The spa and gym can be accessed via the pool area and are located in one of the side towers. There is also the Icon café here, which serves snacks and beverages throughout the day. The clean white environment of the tower where the gym and spa are located, is like stepping into another world after the seemingly cluttered Art-Deco world of the main hotel building. As we walked to the spa across the gallery above the spa pool, we could not help but stop to take it in, and you will see what we mean as soon as you walk in. With seating plunged into the pools, an oversized fireplace with cosy couches dressed in tartan at one end, mirrors and book cases lining the walls holding an enormous bay window up on either side, a giant chandelier in Starck's typical elegant romantic style in the centre, the spa pool alone is a perfect area to come to relax for a few hours. With soothing music and lime greens to lift the entirely white area, the spa is the raison d'être of the hotel for many in-house guests and day visitors.
- The hotel has a main restaurant, EOS on the fifteenth floor, where you will also find the hotel's impressive roof-top pool. The Art-Deco corridor, complete with a spin on Matisse's 'Escargot', leads to a real bijou of a restaurant, which we highly recommend, even if you are not staying at the hotel. The restaurant has a European Art-Deco interior, which you will see varies largely from the typical examples of the movement in South Beach. Although gaudy, the restaurant decor remains tasteful. A mix of cream leathers, highly polished brass and Aztec friezes, the restaurant does grow on you after an initial cold first impression. The decoration aside, the food is also to die for! Our meal here was easily one of the best we have had in Miami. A strong Greek influence runs through the cuisine whipped up by chef Michael Psiliakis. The refined menu ranges from sashimi dressed with a sweet apricot and pistachio jam topped off with a delicate rose petal, to a tender and succulent Loup de Mer as a main, which will undoubtedly leave your taste buds pining for more. The waiters are very friendly; however make sure you have your brain in fast-mode as they run off the menu and specials of the day. Expect to pay about $150 per head for a three course meal including wine.
Breakfast is also served here, but the restaurant changes from its elegant and sophisticated robe to a more casual look. Even its name, Eos, becomes 'Bistro e'. The heavy decor takes a back seat as the views of Downtown Miami seep in through the restaurant's large bay windows. The menu is simple, with the expected salmon bagels and pancakes, or muesli for the more diet conscious. A big advantage to having breakfast here is the generous servings of tea, which is very welcome after a good night's sleep.

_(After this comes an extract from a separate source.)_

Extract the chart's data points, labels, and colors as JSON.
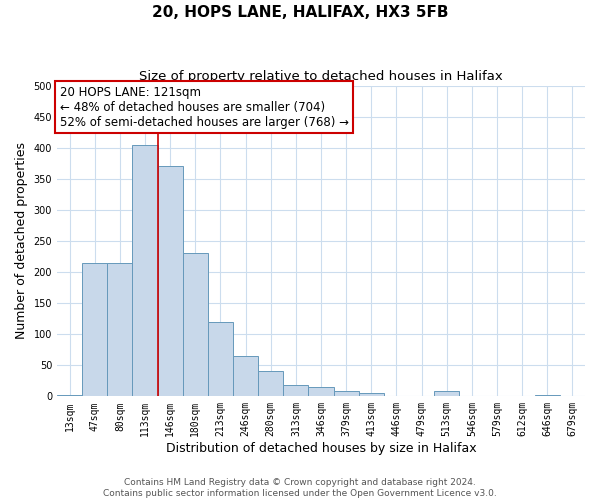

- The nearest beach is in South Beach, which is a 25 minute car drive away.
- The hotel entrance is easily missed as it is fairly discreet, so beware not to head to the car park belonging to the adjoining Icon residential tower. The Viceroy Miami is part of the Viceroy Group, which runs several brands such as The Tides in South Beach (that's the hotel in front of which Will Smith did his jig for his 'Miami' video - see our review of this hotel) as well as the Jalousie Plantation St Lucia, Avalon, l'Ermitage and Maison 140 all in Beverly Hills, The Tides in Miami Riviera Maya and Zihuatanejo and Viceroy hotels in Anguilla, Palm Springs, Santa Monica, Snowmass and in June 2011 in the Maldives.